An example of a project could be a large scale solar facility with storage in Port Augusta.

By offering innovative equity and debt products, the Clean Energy Innovation Fund can accelerate the availability of new technologies to transform the energy market, and deliver better value for taxpayers.

“There is growing maturity in the clean energy market, but early stage clean energy projects can have trouble growing to the size and maturity needed to attract private equity. We will help plug this investment gap. The Clean Energy Innovation Fund will target projects such as large-scale solar with storage, off-shore energy, biofuels and smart grids.

“Clean energy is central to the Government’s strategy to address climate change and meet our emissions reduction targets. We are committed to supporting the development, demonstration and deployment of renewable technologies – which will help transition Australia’s energy sector to low emissions over the course of the century.”

ARENA will continue to manage its existing portfolio of grants and deliver the announced $100 million large-scale solar round, and will be given an expanded focus beyond renewable energy to enable energy efficiency and low emissions technology.

This will provide greater alignment with the CEFC and ensure that ARENA is able to support the full spectrum of emerging clean energy technology options.

Once the $100 million large-scale solar round is complete, ARENA will move from a grant based role to predominantly a debt and equity basis under the Clean Energy Innovation Fund.

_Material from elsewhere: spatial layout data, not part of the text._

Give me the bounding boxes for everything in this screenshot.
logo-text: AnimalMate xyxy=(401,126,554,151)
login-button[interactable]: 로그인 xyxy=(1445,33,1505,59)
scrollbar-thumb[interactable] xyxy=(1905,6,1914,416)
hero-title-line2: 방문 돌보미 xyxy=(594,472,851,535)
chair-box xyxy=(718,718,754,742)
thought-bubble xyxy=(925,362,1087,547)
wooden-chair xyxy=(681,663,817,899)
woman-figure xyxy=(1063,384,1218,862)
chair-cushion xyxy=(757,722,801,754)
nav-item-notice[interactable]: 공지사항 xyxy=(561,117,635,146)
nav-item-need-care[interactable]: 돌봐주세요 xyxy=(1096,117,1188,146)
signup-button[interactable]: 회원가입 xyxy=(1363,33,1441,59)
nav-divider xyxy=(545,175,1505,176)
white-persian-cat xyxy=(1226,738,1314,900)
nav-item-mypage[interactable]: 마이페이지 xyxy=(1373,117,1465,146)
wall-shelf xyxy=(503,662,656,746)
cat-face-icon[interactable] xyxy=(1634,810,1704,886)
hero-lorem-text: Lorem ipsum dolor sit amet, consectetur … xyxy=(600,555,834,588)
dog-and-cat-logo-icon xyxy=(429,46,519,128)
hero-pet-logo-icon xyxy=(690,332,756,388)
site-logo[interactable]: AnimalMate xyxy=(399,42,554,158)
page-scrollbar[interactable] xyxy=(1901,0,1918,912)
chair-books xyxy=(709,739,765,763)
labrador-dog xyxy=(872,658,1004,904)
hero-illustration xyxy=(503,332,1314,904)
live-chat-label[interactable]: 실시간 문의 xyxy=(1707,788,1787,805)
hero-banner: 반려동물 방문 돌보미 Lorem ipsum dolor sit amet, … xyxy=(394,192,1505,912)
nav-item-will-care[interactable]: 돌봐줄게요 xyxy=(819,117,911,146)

The $1 billion Clean Energy Innovation Fund will be established from within the CEFC’s $10 billion allocation. This Fund will make available $100 million a year for 10 years.

The changes announced work hand in hand with the Emissions Reduction Fund, the Renewable Energy Target, the National Energy Productivity Plan and our broader support for clean energy to reduce emissions and drive productivity across the energy sector.

“Our strong suite of climate change policies will work to achieve our commitment to reduce emissions by 26 to 28 per cent by 2030. This target is ambitious but achievable,” officials disclosed.